La Traka 360, épreuve gravel impitoyable à travers la Catalogne, a mis les organismes à rude épreuve. Mais pour certaines professionnelles, le défi ne venait pas uniquement du parcours.
Geerike Schreurs et Lauren De Crescenzo, deux figures du cyclisme gravel, ont pointé du doigt le comportement de certains participants amateurs, peu respectueux de la course des professionnelles.
Un manque de respect pointé du doigt
Si l'on en croit les deux coureuses, certains participants ne respectaient pas les règles de base du peloton, rendant la course plus dangereuse et difficile pour les professionnelles. Un comportement individualiste qui agace.
Schreurs a même utilisé des termes forts, évoquant la nécessité de "naviguer à travers le chaos des amateurs". Une critique acerbe, mais révélatrice d'une tension palpable dans le milieu du gravel.
Le gravel, un eldorado en pleine mutation?
Le gravel, discipline en plein essor, attire un public varié, allant du cycliste du dimanche au professionnel aguerri. Cette mixité est une force, mais elle peut aussi engendrer des frictions.
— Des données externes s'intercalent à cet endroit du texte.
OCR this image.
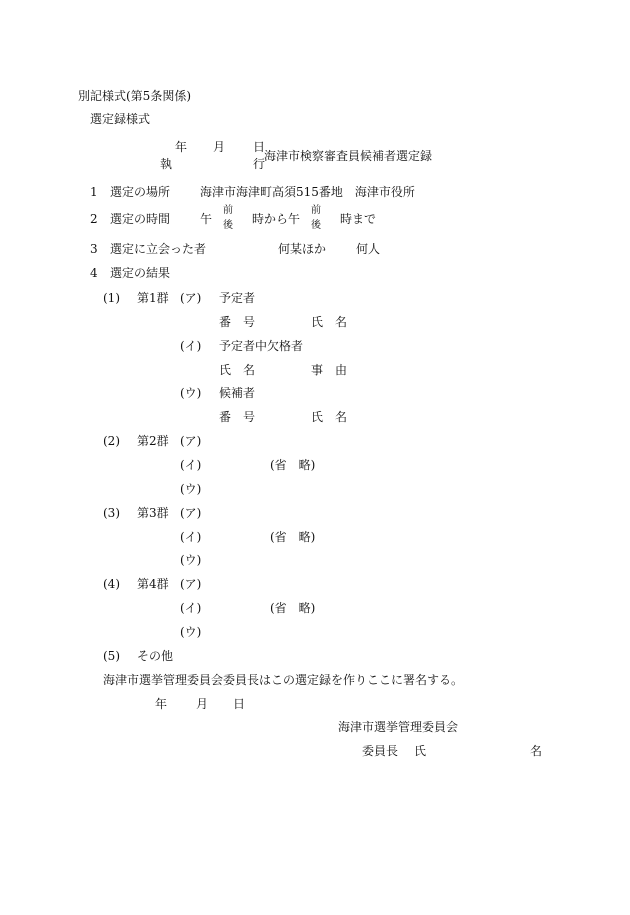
別記様式(第5条関係)
選定録様式
年 月 日
執	行
海津市検察審査員候補者選定録
1 選定の場所 海津市海津町高須515番地　海津市役所
2 選定の時間 午
前
後 時から午
前
後 時まで
3 選定に立会った者	何某ほか 何人
4 選定の結果
(1) 第1群 (ア) 予定者
番　号	氏　名
(イ) 予定者中欠格者
氏　名	事　由
(ウ) 候補者
番　号	氏　名
(2) 第2群 (ア)
(イ)	(省　略)
(ウ)
(3) 第3群 (ア)
(イ)	(省　略)
(ウ)
(4) 第4群 (ア)
(イ)	(省　略)
(ウ)
(5) その他
海津市選挙管理委員会委員長はこの選定録を作りここに署名する。
年 月 日
海津市選挙管理委員会
委員長 氏	名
L'absence de règles claires et d'un encadrement spécifique pour les courses gravel peut expliquer ces dérives. La professionnalisation croissante du gravel implique une clarification des règles et des comportements attendus.
Professionnalisation vs. Esprit originel
Le débat est ouvert : comment concilier l'esprit originel du gravel, basé sur la camaraderie et l'aventure, avec les exigences de la compétition de haut niveau ? C'est un défi majeur pour l'avenir de cette discipline.
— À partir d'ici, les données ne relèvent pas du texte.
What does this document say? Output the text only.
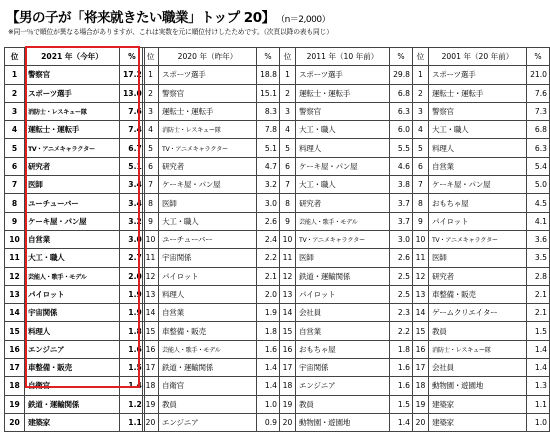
【男の子が「将来就きたい職業」トップ 20】 （n＝2,000）
※同一％で順位が異なる場合がありますが、これは実数を元に順位付けしたためです。（次頁以降の表も同じ）
位	2021 年（今年）	%
1	警察官	17.2
2	スポーツ選手	13.0
3	消防士・レスキュー隊	7.6
4	運転士・運転手	7.4
5	TV・アニメキャラクター	6.7
6	研究者	5.1
7	医師	3.4
8	ユーチューバー	3.4
9	ケーキ屋・パン屋	3.2
10	自営業	3.0
11	大工・職人	2.7
12	芸能人・歌手・モデル	2.0
13	パイロット	1.9
14	宇宙関係	1.9
15	料理人	1.8
16	エンジニア	1.6
17	車整備・販売	1.5
18	自衛官	1.4
19	鉄道・運輸関係	1.2
20	建築家	1.1
位	2020 年（昨年）	%
1	スポーツ選手	18.8
2	警察官	15.1
3	運転士・運転手	8.3
4	消防士・レスキュー隊	7.8
5	TV・アニメキャラクター	5.1
6	研究者	4.7
7	ケーキ屋・パン屋	3.2
8	医師	3.0
9	大工・職人	2.6
10	ユーチューバー	2.4
11	宇宙関係	2.2
12	パイロット	2.1
13	料理人	2.0
14	自営業	1.9
15	車整備・販売	1.8
16	芸能人・歌手・モデル	1.6
17	鉄道・運輸関係	1.4
18	自衛官	1.4
19	教員	1.0
20	エンジニア	0.9
位	2011 年（10 年前）	%
1	スポーツ選手	29.8
2	運転士・運転手	6.8
3	警察官	6.3
4	大工・職人	6.0
5	料理人	5.5
6	ケーキ屋・パン屋	4.6
7	大工・職人	3.8
8	研究者	3.7
9	芸能人・歌手・モデル	3.7
10	TV・アニメキャラクター	3.0
11	医師	2.6
12	鉄道・運輸関係	2.5
13	パイロット	2.5
14	会社員	2.3
15	自営業	2.2
16	おもちゃ屋	1.8
17	宇宙関係	1.6
18	エンジニア	1.6
19	教員	1.5
20	動物園・遊園地	1.4
位	2001 年（20 年前）	%
1	スポーツ選手	21.0
2	運転士・運転手	7.6
3	警察官	7.3
4	大工・職人	6.8
5	料理人	6.3
6	自営業	5.4
7	ケーキ屋・パン屋	5.0
8	おもちゃ屋	4.5
9	パイロット	4.1
10	TV・アニメキャラクター	3.6
11	医師	3.5
12	研究者	2.8
13	車整備・販売	2.1
14	ゲームクリエイター	2.1
15	教員	1.5
16	消防士・レスキュー隊	1.4
17	会社員	1.4
18	動物園・遊園地	1.3
19	建築家	1.1
20	建築家	1.0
Certains puristes craignent que la professionnalisation à outrance ne dénature l'essence même du gravel. D'autres estiment qu'elle est indispensable pour assurer la sécurité et l'équité des courses.
La Traka 360 aura donc été bien plus qu'une simple course. Elle aura mis en lumière les enjeux et les défis auxquels est confronté le monde du gravel aujourd'hui.